Having your own home is a pride and joy. Very few can afford to build a home without taking out a loan. These days, many people are still unaware of the many options available on the market in terms of these solutions. Primarily, there are two principles to factor into any loan: (main loan amount) and the interest (amount paid on the outstanding principal).
It’s critically that you understand the fine print involved with loans that you’re interested in taking out. With enough information, you will understand each type, how much you’re likely to pay, and what you can actually afford—without the mortgage being too much of a burden on you and your lifestyle.
Loan structures and features
In Australia, the most popular home loan type is the one with a variable rate. Here, your interest payment will vary based on the current interest rates in the market. This means that the repayments could go up or down throughout the loan period.
For easier budgeting, you might want to take a look at fixed loans. In this type of loan, the interest rate and the repayments are fixed for the entire loan period. It makes it easier for you to budget your repayment and you are protected from interest rate increases. However, when interest rates are down, your rate will not be affected, so you will end up paying more.

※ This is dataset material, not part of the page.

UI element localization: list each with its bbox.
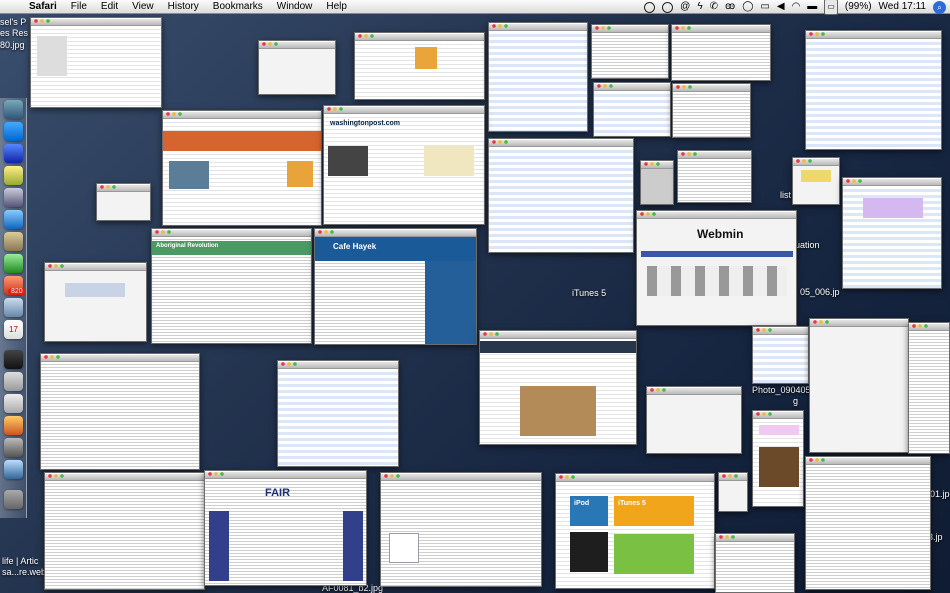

There are lenders who are willing to allow you to have a split loan, which means that one part will be fixed while the remaining part will be variable. In some cases, this could be a very good option because you will partly be protected from rising interest rates and at the same time avail of the benefits when interest rates go down.
Comparing home loans
Do not just sign up with the first lender you talk with. It is best to shop around first and ask questions. Request a key facts sheet from lenders, which will let you compare fees and features. A key facts sheet shows clearly the information you need, such as the total amount you have to pay back during the loan period, the amount of repayment as well as the additional charges and fee.
Double check everything when you come across loan companies that claim to help you pay your mortgage payments faster. It can only happen if you can secure a loan that has low fees and interest rate, otherwise, you can only repay your mortgage faster by increasing either the frequency or the amount of your repayment.